Superphysics Superphysics
Chapter 3

Third way of acquiring Property: Prescription

by Adam Smith Icon
2 minutes  • 368 words

Prescription is founded on:

  • the supposed attachment of the possessor to what he has possessed for a long time, and
  • the supposed detachment of the old possessor to what he no longer has possessed for a long time.

There are 4 things needed for a right by prescription:

  1. Bona fides

If a person’s right to a thing is bad, then it is alright to deprive him of it

  1. Iustus titulus

Some reasonable foundation that the person thinks that a thing is his own, such as a charter of some kind. This itself is not a right to a thing.

Bona fides is needed for a iustus titulus. A iustus titulus is a proof of bona fides.
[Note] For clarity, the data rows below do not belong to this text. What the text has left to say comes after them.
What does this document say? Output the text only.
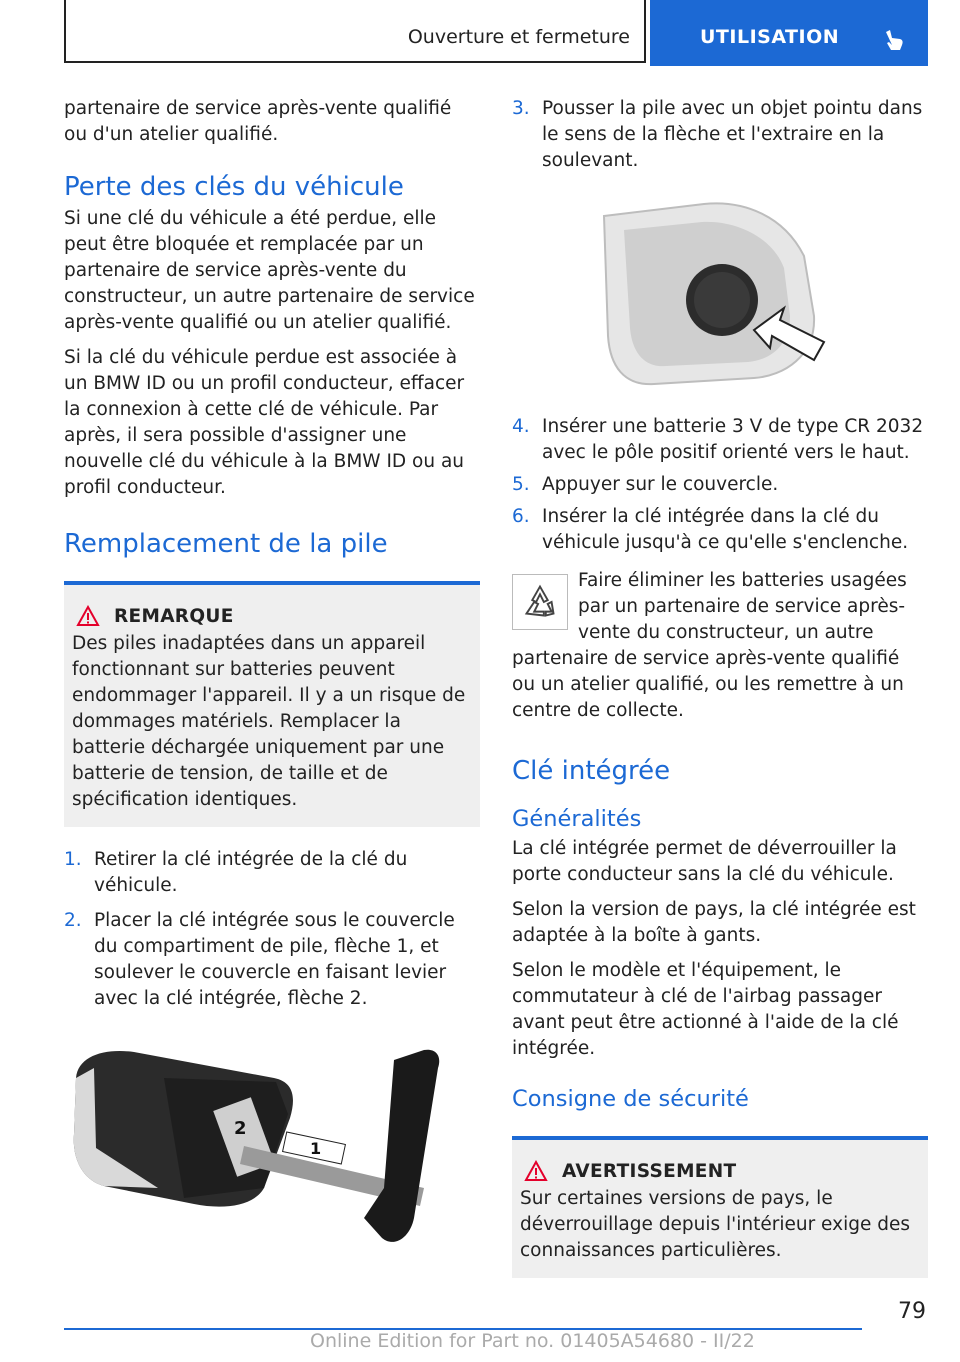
Ouverture et fermeture	UTILISATION

partenaire de service après-vente qualifié ou d'un atelier qualifié.

Perte des clés du véhicule

Si une clé du véhicule a été perdue, elle peut être bloquée et remplacée par un partenaire de service après-vente du constructeur, un autre partenaire de service après-vente qualifié ou un atelier qualifié.

Si la clé du véhicule perdue est associée à un BMW ID ou un profil conducteur, effacer la connexion à cette clé de véhicule. Par après, il sera possible d'assigner une nouvelle clé du véhicule à la BMW ID ou au profil conducteur.

Remplacement de la pile
REMARQUE

Des piles inadaptées dans un appareil fonctionnant sur batteries peuvent endommager l'appareil. Il y a un risque de dommages matériels. Remplacer la batterie déchargée uniquement par une batterie de tension, de taille et de spécification identiques.

1. Retirer la clé intégrée de la clé du véhicule.
2. Placer la clé intégrée sous le couvercle du compartiment de pile, flèche 1, et soulever le couvercle en faisant levier avec la clé intégrée, flèche 2.
2
1
3. Pousser la pile avec un objet pointu dans le sens de la flèche et l'extraire en la soulevant.
4. Insérer une batterie 3 V de type CR 2032 avec le pôle positif orienté vers le haut.
5. Appuyer sur le couvercle.
6. Insérer la clé intégrée dans la clé du véhicule jusqu'à ce qu'elle s'enclenche.

Faire éliminer les batteries usagées par un partenaire de service après-vente du constructeur, un autre partenaire de service après-vente qualifié ou un atelier qualifié, ou les remettre à un centre de collecte.

Clé intégrée
Généralités

La clé intégrée permet de déverrouiller la porte conducteur sans la clé du véhicule.

Selon la version de pays, la clé intégrée est adaptée à la boîte à gants.

Selon le modèle et l'équipement, le commutateur à clé de l'airbag passager avant peut être actionné à l'aide de la clé intégrée.

Consigne de sécurité
AVERTISSEMENT

Sur certaines versions de pays, le déverrouillage depuis l'intérieur exige des connaissances particulières.

79
Online Edition for Part no. 01405A54680 - II/22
  1. Uninterrupted possession

If the property has often been claimed by him, the former possessor has not derelinquished his right.

  1. The time is only to be reckoned when there was a person to claim the property;

The longest uninterrupted possession when the proprietor was a minor, a lunatic, or in banishment, can give no right.

By the Roman law, bona fides was only required at the first taking possession, and, though afterwards you found a fault in your title, prescription took place.

Nature has fixed no period for prescription, and accordingly it varies according to the stability of property in a country.

At Rome, [im]moveables once prescribed in two years, but afterwards more was required. In our country a feudal lord, who continually had claims upon his neighbour, could scarce be brought to admit any law of this nature.

He was willing to revive a claim though as old as the days of Noah, and when at last they fixed on a period, they made it as long as possible, to wit, 40 years.

Among the Romans, it is to [be] observed, that if anyone’s possession was interrupted during the time required for prescription, by an enemy coming into the country, he had to begin anew again. By the English law nothing can interrupt prescription but a claim of the old possessor.

Kings seldom ever allow their claims to prescribe, at least they account no length of uninterrupted possession sufficient to do it.

However, immemorial possession will ever carry this along with it.